Svetlana Alexievich was born in Ivano-Frankivsk,
Ukraine in 1948. Though she started her
career as a journalist, she developed her own nonfiction genre and won many
international awards, including the 2015 Nobel Prize for literature. Her ‘Voices from Chernobyl’ is a compilation
of interviews with the survivors of the Chernobyl nuclear reactor accident that
occurred on 26th April 1986.
It is the first book to present the personal accounts of the
tragedy. This is the oral history of
those affected by the disaster like the self settlers, refugees from Tajikstan,
firemen, soldiers, pilots, officials and bureaucrats.
Voices
from Chernobyl, begins with the story of the young pregnant wife of Vasily
Ignatenko, named Lyudmilla Ignatenko. It
was Vasily, the fire fighter who reached first at Reactor IV of the Chernobyl
nuclear power plant in the night after the explosion. There was a tall flame and smoke. Everything was radiant including the
sky. At seven in the morning Lyudmilla
was told that her husband Vasily was in the hospital. On reaching hospital, the policemen shouted,
“The ambulances are radioactive.
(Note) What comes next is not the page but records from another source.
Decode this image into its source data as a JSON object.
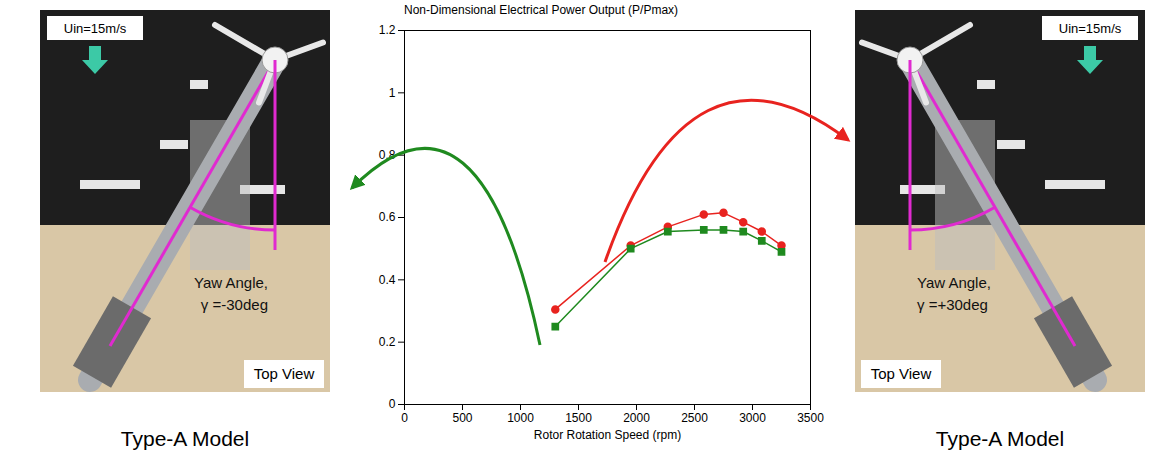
{
  "chart_data": {
    "type": "line",
    "title": "Non-Dimensional Electrical Power Output (P/Pmax)",
    "xlabel": "Rotor Rotation Speed (rpm)",
    "x": [
      1300,
      1950,
      2270,
      2580,
      2750,
      2920,
      3080,
      3250
    ],
    "xlim": [
      0,
      3500
    ],
    "xticks": [
      0,
      500,
      1000,
      1500,
      2000,
      2500,
      3000,
      3500
    ],
    "ylim": [
      0,
      1.2
    ],
    "yticks": [
      0,
      0.2,
      0.4,
      0.6,
      0.8,
      1,
      1.2
    ],
    "series": [
      {
        "color": "#e8231f",
        "marker": "circle",
        "values": [
          0.305,
          0.51,
          0.57,
          0.61,
          0.615,
          0.585,
          0.555,
          0.51
        ]
      },
      {
        "color": "#1f8a1f",
        "marker": "square",
        "values": [
          0.25,
          0.5,
          0.555,
          0.56,
          0.56,
          0.555,
          0.525,
          0.49
        ]
      }
    ]
  },
  "panels": [
    {
      "caption": "Type-A Model",
      "flow_label": "Uin=15m/s",
      "angle_title": "Yaw Angle,",
      "angle_value": "γ =-30deg",
      "view_label": "Top View"
    },
    {
      "caption": "Type-A Model",
      "flow_label": "Uin=15m/s",
      "angle_title": "Yaw Angle,",
      "angle_value": "γ =+30deg",
      "view_label": "Top View"
    }
  ]
}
Stay away.”
With the help of a doctor friend, she entered the hospital and saw
Vasily. He was all swollen and puffed
up. As he needed milk, she went outside
and bought milk. As he and other
patients like him started throwing up because of the excessive use of milk,
they got put on IVS. The doctors said they had been poisoned by gas. They didn’t say anything about radiation.
As
there was a sea of people in the evening, Lyudmilla couldn’t get into the
hospital. She came to know that all the
patients were being taken to Moscow that night.
When all wives decided to go with them, they were asked to bring dresses
for them. When all came running back with
the bags, the plane was already gone.
Even though she was six months pregnant, she decided to go to
Moscow. It was not easy to find the
special hospital for radiology, where the Chernobyl victims were admited. She had to bribe and beg many to enter and
meet the head radiologist, Angelina Vasilevna Guskova. When she asked whether she had kids,
Lyudmilla not only hid that she was pregnant but said that she had two
children, a boy and a girl. She knew,
otherwise, she wouldn’t be allowed to meet her husband. She was allowed to spend half an hour with
Vasily.
There
were twenty-eight from Pripyat. They
were all sitting on the bed, playing cards and laughing. When she got some privacy she hugged him and
kissed him. But, the next day everything
changed. Some were knocking on the walls
with their knuckles. The doctors said
everyone’s body began to react differently to radiation and what one person
could handle another couldn’t. Vasily
too started to change. The burns started
to come to the surface. They came off in
layers. The colour of his face and body
changed to blue, then red and then grey-brown.
In fourteen days he died. It was
the victory day, 9th May. As
the body was very radioactive, it had to be buried in a Moscow cemetery in a
special way in sealed zinc caskets. They
were heroes of the State. So, they
belonged to the State.
Two
months later she went back to Moscow. When she visited the grave, as she
started going into labour, she was taken to the hospital. It was a girl. She called out “Natashenka’. It was the name
her father suggested. Though she looked
healthy, she had cirrhosis of the liver and had heart disease. Four hours later Natashenka died. Her body too was taken away by them. In Kiev, Lyudmilla was given an apartment in
a large building. The survivors like
Lyudmilla were living there apart from the people who worked at the Station. That’s why the place is called Chernobylskaya,
where the invalids with bad diseases live.
Often they die in a minute when they walk or sleep. Such is the power of radiation, even after
years of explosion. Unfortunately, there
are so many atomic reactors throughout the world. More countries are building the same too. Here, no doubt Lyudmilla’s words, as an eye
opener, give us a timely warning. Thus,
Svetlana aptly presents the testimony of Lyudmilla
and reacts to the human enthusiasm for nuclear power.